Der Leberhaken kommt wie aus dem Nichts. Wamp! Unter den Ellenbogen gesetzt – Volltreffer. Chirurgische Präzision, wie der Fachmann kommentieren würde.
Augenblicklich weicht alle Luft aus seiner Lunge. Aus! Ihm wird schwarz vor Augen, die Knie knicken ein. Nach einer Vierteldrehung sinkt er hin. Gefällt wie eine morsche Eiche. Ein Yoga-Guru hätte Sandners Haltung vielleicht als Schlusssequenz der »tibetischen Niederwerfung« interpretiert – inklusive aufgesetztem Schädeldach. Dumpfer Schmerz verteilt sich großzügig. Jede Faser im Körper soll von der Gaudi etwas abbekommen.
Im Menscheninneren tummeln sich Dutzende Organe. Beim Sandner scheinen alle gemeinsam einen Tumult anzuzetteln. Als wollten sie heraus aus dem Häuflein Fleisch, Knochen und Elend, das auf dem Gummiboden kniet und japst.
Er speit den Mundschutz aus.
Die Stimme ist unverkennbar gewesen.
Jetzt kauert sich ihr Besitzer neben ihn – legt den Kopf schräg, um ihm in die Augen zu schauen, zwei Fingerbreit über der Matte.
Es ist der Kommissar Hartinger. Für den rothaarigen Jungspund der Münchner K11 kann es nur einen Grund geben, beim Faustkampf das Zünglein an der Waage zu spielen: ein Todesopfer in München. Mit dem Verkünden einer Gewalttat hätte der Kommissar es nicht so eilig haben müssen. Seinem Chef hat er einen schmerzhaften Vorgeschmack kredenzt. Der dankt auf Knien.
»Alles okay?«, vergewissert sich der Hartinger.
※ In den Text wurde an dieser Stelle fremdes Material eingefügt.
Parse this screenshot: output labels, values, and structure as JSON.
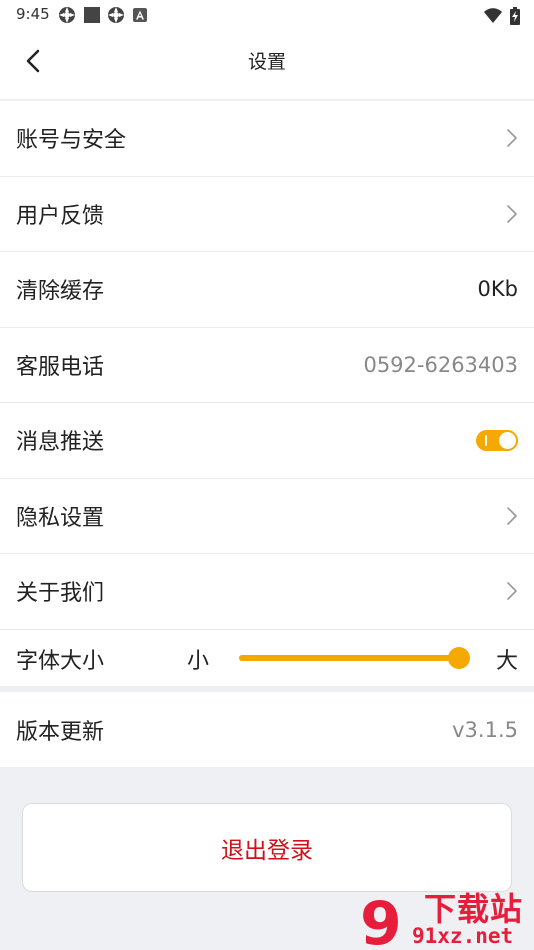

Ausgestattet mit solch einer Beobachtungsgabe könntest du die nächste Leich am Tatort genauso gut fragen: »Geht’s wieder?«
»So war es recht, Miran«, schnarrt die Stimme des Boxprofis anerkennend dazwischen. »Ned rumkasperln, gleich drauf auf den Mann.«
Der besagte »Mann« sagt nichts. Jeder ausgekeuchte Buchstabe wäre Quälerei. Er dreht den Kopf zur Seite, schaut dem jungen Kollegen in die arglose Visage. Stirn und Augenbrauen formulieren eine Frage.
»Es pressiert«, versichert ihm der Bursch, »wirklich!«
»Wenn nicht ...«, grunzt der Sandner und versucht, sich hochzustemmen. Die Knie leisten Widerstand. Der unvollendete Satz schmiegt sich dem jungen Polizisten wie eine hungrige Python um den Kragen. Zeit für die Fütterung.
S tandesgemäß im grauen Everlast-Jogginganzug stakst der Sandner neben dem Kollegen zum Dienstwagen, als hätte er nicht bloß einen dornigen Stängel in der Rosette, sondern den kompletten Rosenstock. Duschen ist ausgefallen. Keine Zeit – und zu bewegungsintensiv. Dass es um Leben und Tod ginge, hat sein polizeilicher Begleiter dramatisiert.
Der Hauptkommissar hatte sich in der Boxhalle nicht auf Diskussionen einlassen wollen. Die Neugier allenthalben wäre zu gerne abgefüttert worden. Hier klopfte sich manch ein Journalist seinen Frust von der Seele – die Ohren auf Stand-by. Ärzte und Anwälte gab es epidemisch. Neben dem kopflastigen Studieren musst du die niederen Instinkte berücksichtigen. Das Tier in dir spüren, den Moschusochsen brüllen lassen. Mindestens Geländewagen solltest du fahren oder ein Trekkingbike in der Garage haben.
D ie Frage von Leben oder Tod ist in Sandners Gewerbe zweifelsfrei beantwortet worden – vom Gerichtsmediziner. Um das Sterben in all seinen Formaten ist es gegangen. Der Tod fordert dich zum Tanz auf, wenn du Ermittler bei der Münchner Mordkommission bist. Manchmal Tango, manchmal Capoeira, immer trampelt dir der Boandlkramer schmerzhaft auf die Zehen.
Der Miran hatte ihm zugeraunt, er solle bloß nicht mit »Ablenkung« als Ausrede daherkommen – die zwanzig Euro würde er trotzdem kassieren. Sein begleitendes Grinsen konnte den Leberschmerz locker übertrumpfen.
Die männliche Eitelkeit kennt kein Alter. Die strotzt vor Energie, wenn sie dich am Wickel hat.